Option b) get rid of that secondary MX. Won't help anyway, as it is always cluttered with junk.

Option c) host your own secondary MX. Ok if you have redundant connections as well. But not if you need a buffer for mails in case your connection is down.

Option d) pick a provider that offers Spam-protection. Well, what would I need the Ironport for then?

Share your thoughts. Give me a hint. Tell me the page in the manual I overlooked.

Cheers
Henrik

7 Replies 7

ironport99
Level 1
Level 1

Create a sender group under the Host Access Table to cover the IP range of your providers's mail servers and then apply a mailflow policy with the DHAP set to an unlimited number of invalid recipients (in effect turns off DHAP for your providers's servers). The HAT is processed in the email pipeline before the LDAP acceptance. Once you have set that up - I would configure incoming relays to recognise your provider's mail servers so that the "real" host sender SBRS information can be used to determine spam messages more accurately.

Do I get a chance to use the LDAP-query results nonetheless?
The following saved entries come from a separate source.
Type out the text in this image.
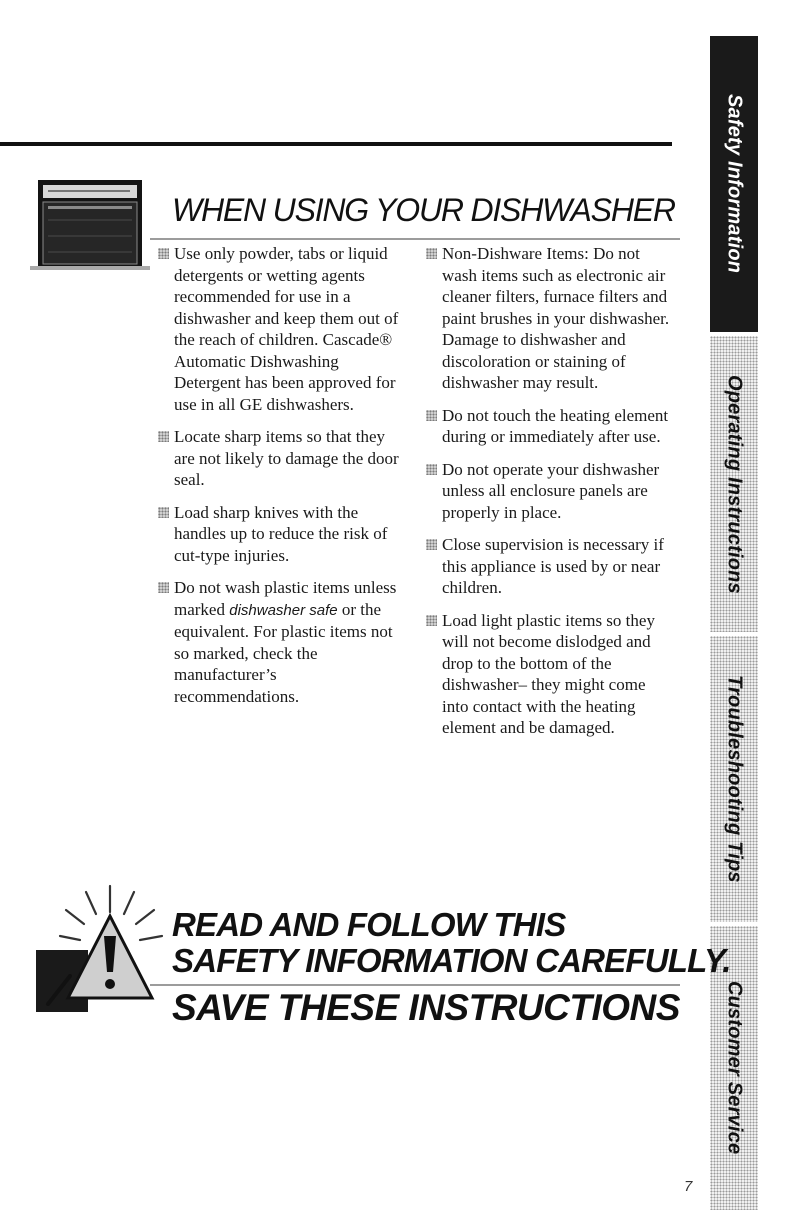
Safety Information
Operating Instructions
Troubleshooting Tips
Customer Service
WHEN USING YOUR DISHWASHER
Use only powder, tabs or liquid detergents or wetting agents recommended for use in a dishwasher and keep them out of the reach of children. Cascade® Automatic Dishwashing Detergent has been approved for use in all GE dishwashers.
Locate sharp items so that they are not likely to damage the door seal.
Load sharp knives with the handles up to reduce the risk of cut-type injuries.
Do not wash plastic items unless marked dishwasher safe or the equivalent. For plastic items not so marked, check the manufacturer’s recommendations.
Non-Dishware Items: Do not wash items such as electronic air cleaner filters, furnace filters and paint brushes in your dishwasher. Damage to dishwasher and discoloration or staining of dishwasher may result.
Do not touch the heating element during or immediately after use.
Do not operate your dishwasher unless all enclosure panels are properly in place.
Close supervision is necessary if this appliance is used by or near children.
Load light plastic items so they will not become dislodged and drop to the bottom of the dishwasher– they might come into contact with the heating element and be damaged.

READ AND FOLLOW THIS

SAFETY INFORMATION CAREFULLY.

SAVE THESE INSTRUCTIONS

7
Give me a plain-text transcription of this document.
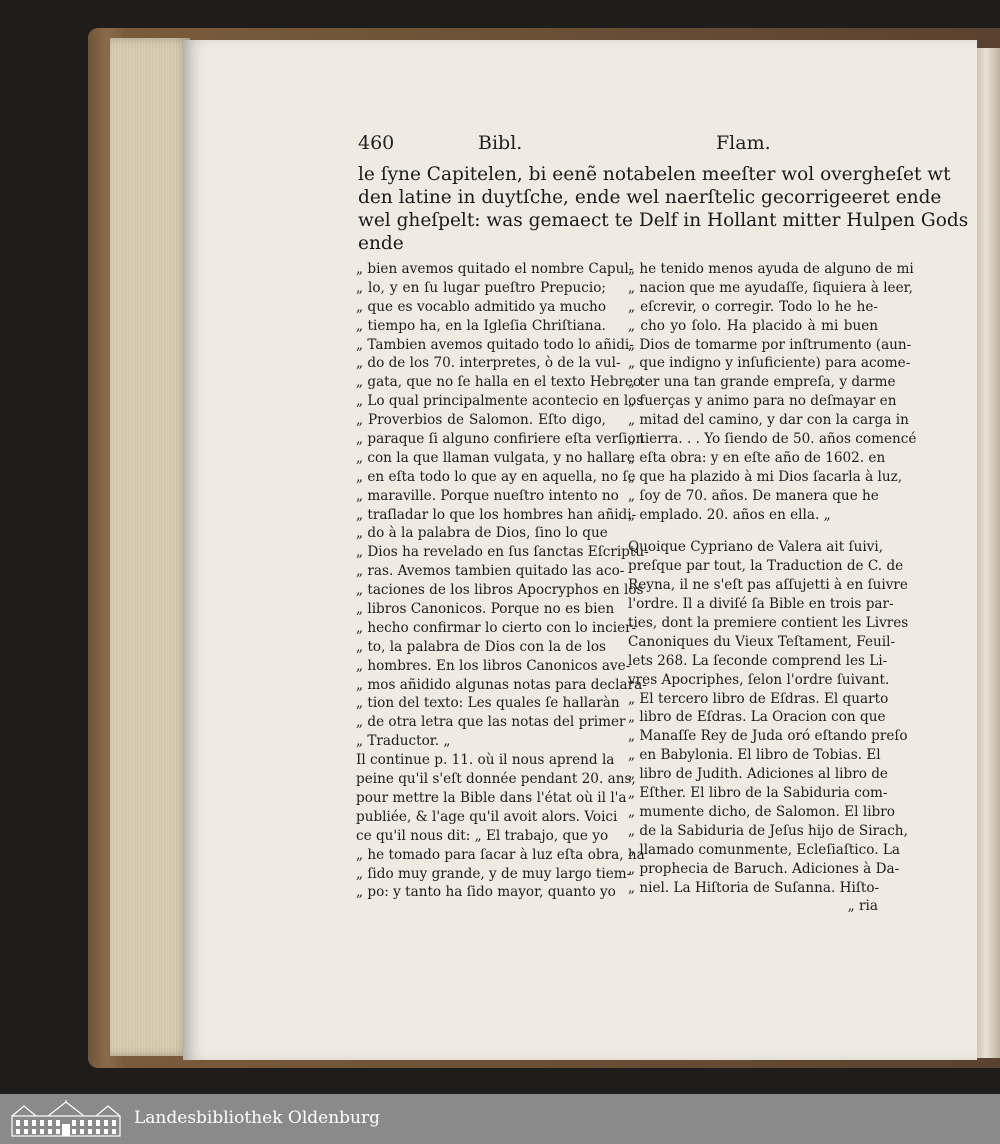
460	Bibl.	Flam.
le ſyne Capitelen, bi eenẽ notabelen meeſter wol overgheſet wt
den latine in duytſche, ende wel naerſtelic gecorrigeeret ende
wel gheſpelt: was gemaect te Delf in Hollant mitter Hulpen Gods
ende
„ bien avemos quitado el nombre Capul-
„ lo, y en ſu lugar pueſtro Prepucio;
„ que es vocablo admitido ya mucho
„ tiempo ha, en la Igleſia Chriſtiana.
„ Tambien avemos quitado todo lo añidi-
„ do de los 70. interpretes, ò de la vul-
„ gata, que no ſe halla en el texto Hebreo.
„ Lo qual principalmente acontecio en los
„ Proverbios de Salomon. Eſto digo,
„ paraque ſi alguno confiriere eſta verſion
„ con la que llaman vulgata, y no hallare
„ en eſta todo lo que ay en aquella, no ſe
„ maraville. Porque nueſtro intento no
„ traſladar lo que los hombres han añidi-
„ do à la palabra de Dios, ſino lo que
„ Dios ha revelado en ſus ſanctas Eſcriptu-
„ ras. Avemos tambien quitado las aco-
„ taciones de los libros Apocryphos en los
„ libros Canonicos. Porque no es bien
„ hecho confirmar lo cierto con lo incier-
„ to, la palabra de Dios con la de los
„ hombres. En los libros Canonicos ave-
„ mos añidido algunas notas para declara-
„ tion del texto: Les quales ſe hallaràn
„ de otra letra que las notas del primer
„ Traductor. „
Il continue p. 11. où il nous aprend la
peine qu'il s'eſt donnée pendant 20. ans,
pour mettre la Bible dans l'état où il l'a
publiée, & l'age qu'il avoit alors. Voici
ce qu'il nous dit: „ El trabajo, que yo
„ he tomado para ſacar à luz eſta obra, ha
„ ſido muy grande, y de muy largo tiem-
„ po: y tanto ha ſido mayor, quanto yo
„ he tenido menos ayuda de alguno de mi
„ nacion que me ayudaſſe, ſiquiera à leer,
„ eſcrevir, o corregir. Todo lo he he-
„ cho yo ſolo. Ha placido à mi buen
„ Dios de tomarme por inſtrumento (aun-
„ que indigno y inſuficiente) para acome-
„ ter una tan grande empreſa, y darme
„ fuerças y animo para no deſmayar en
„ mitad del camino, y dar con la carga in
„ tierra. . . Yo ſiendo de 50. años comencé
„ eſta obra: y en eſte año de 1602. en
„ que ha plazido à mi Dios ſacarla à luz,
„ ſoy de 70. años. De manera que he
„ emplado. 20. años en ella. „
Quoique Cypriano de Valera ait ſuivi,
preſque par tout, la Traduction de C. de
Reyna, il ne s'eſt pas aſſujetti à en ſuivre
l'ordre. Il a diviſé ſa Bible en trois par-
ties, dont la premiere contient les Livres
Canoniques du Vieux Teſtament, Feuil-
lets 268. La ſeconde comprend les Li-
vres Apocriphes, ſelon l'ordre ſuivant.
„ El tercero libro de Eſdras. El quarto
„ libro de Eſdras. La Oracion con que
„ Manaſſe Rey de Juda oró eſtando preſo
„ en Babylonia. El libro de Tobias. El
„ libro de Judith. Adiciones al libro de
„ Eſther. El libro de la Sabiduria com-
„ mumente dicho, de Salomon. El libro
„ de la Sabiduria de Jeſus hijo de Sirach,
„ llamado comunmente, Ecleſiaſtico. La
„ prophecia de Baruch. Adiciones à Da-
„ niel. La Hiſtoria de Suſanna. Hiſto-
„ ria
Landesbibliothek Oldenburg
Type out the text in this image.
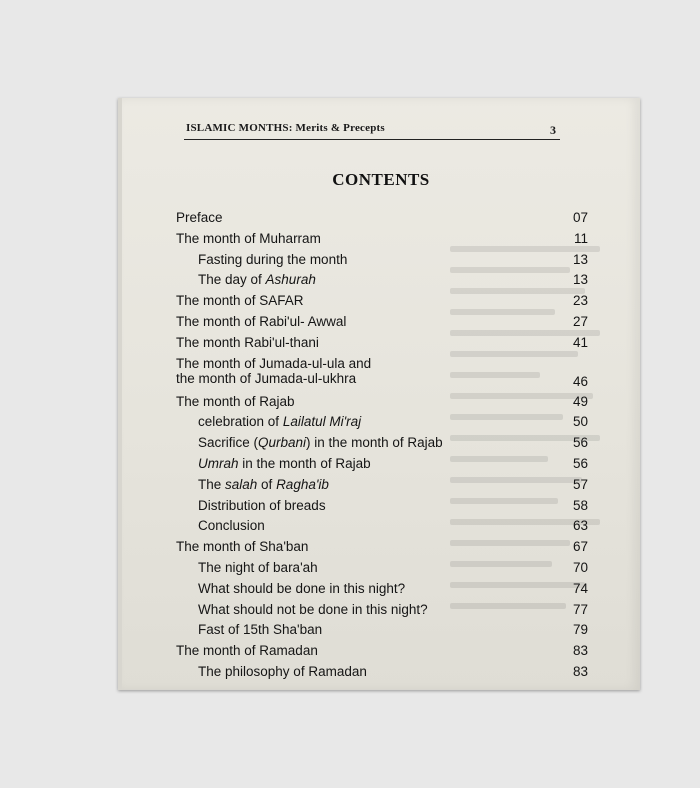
ISLAMIC MONTHS: Merits & Precepts	3
CONTENTS
Preface	07
The month of Muharram	11
Fasting during the month	13
The day of Ashurah	13
The month of SAFAR	23
The month of Rabi'ul- Awwal	27
The month Rabi'ul-thani	41
The month of Jumada-ul-ula and
the month of Jumada-ul-ukhra	46
The month of Rajab	49
celebration of Lailatul Mi'raj	50
Sacrifice (Qurbani) in the month of Rajab	56
Umrah in the month of Rajab	56
The salah of Ragha'ib	57
Distribution of breads	58
Conclusion	63
The month of Sha'ban	67
The night of bara'ah	70
What should be done in this night?	74
What should not be done in this night?	77
Fast of 15th Sha'ban	79
The month of Ramadan	83
The philosophy of Ramadan	83
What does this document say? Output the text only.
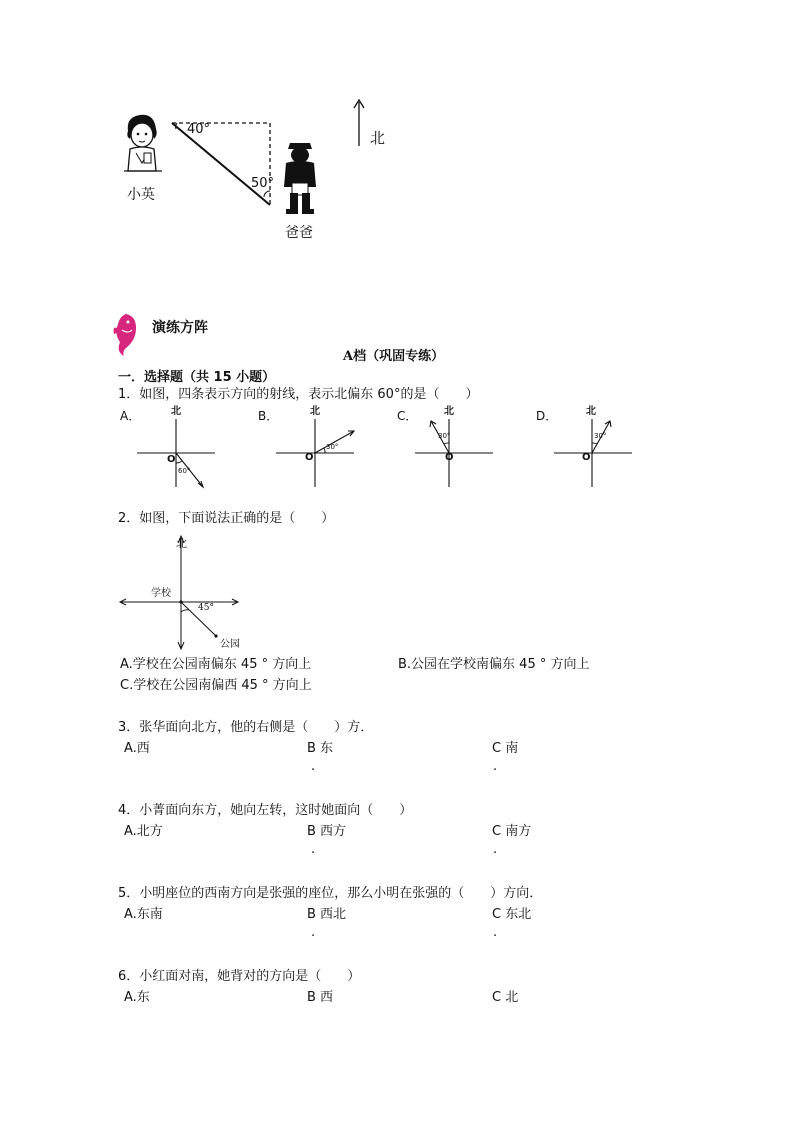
40°
50°
小英
爸爸
北
演练方阵
A档（巩固专练）
一．选择题（共 15 小题）
1．如图，四条表示方向的射线，表示北偏东 60°的是（　　）
A．	北
O
60°
B．	北
O
30°
C．	北
O
30°
D．	北
O
30°
2．如图，下面说法正确的是（　　）
北
学校
45°
公园
A.学校在公园南偏东 45 ° 方向上	B.公园在学校南偏东 45 ° 方向上
C.学校在公园南偏西 45 ° 方向上
3．张华面向北方，他的右侧是（　　）方．
A.西	B 东	C 南
.	.
4．小菁面向东方，她向左转，这时她面向（　　）
A.北方	B 西方	C 南方
.	.
5．小明座位的西南方向是张强的座位，那么小明在张强的（　　）方向．
A.东南	B 西北	C 东北
.	.
6．小红面对南，她背对的方向是（　　）
A.东	B 西	C 北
Via a message-filter, maybe? Apparently not. But that is what I'd need. Let all messages from these provider hosts in, check the recipients and drop all to non-existing recipients silently.

Thanks
Henrik

ironport99
Level 1
Level 1

Henrik,

You will still be doing LDAP acceptance from your provider just not stopping DHA. To achieve what you want the only way I can think is to move the LDAP acceptance to the work queue for your listener - or setup a separate listener that only your provider relays to that has LDAP acceptance in the work queue rather than the SMTP conversation.

I feared that. Thanks nonetheless. I cannot set up a different listener, though. And I'd rather reject mail in the SMTP-dialogue. Would be nice if we had the result of the LDAP-query for a filter. Well, I'll try to find something else then.

Henrik

I'd just get rid of the secondary MX.

If your link goes down - there's not much difference between your provider collecting the mail and the originating mail server queuing it for you.

Getting rid of the secondary MX will also improve the performance of the ironport as you can use Senderbase more effectively.

Donald Nash
Level 3
Level 3

Tminchin is right, just get rid of the secondary MX. It really doesn't do you any good. We did so years ago and have been much happier for it.

That is what I was recommending first place. Thanks for supporting me there.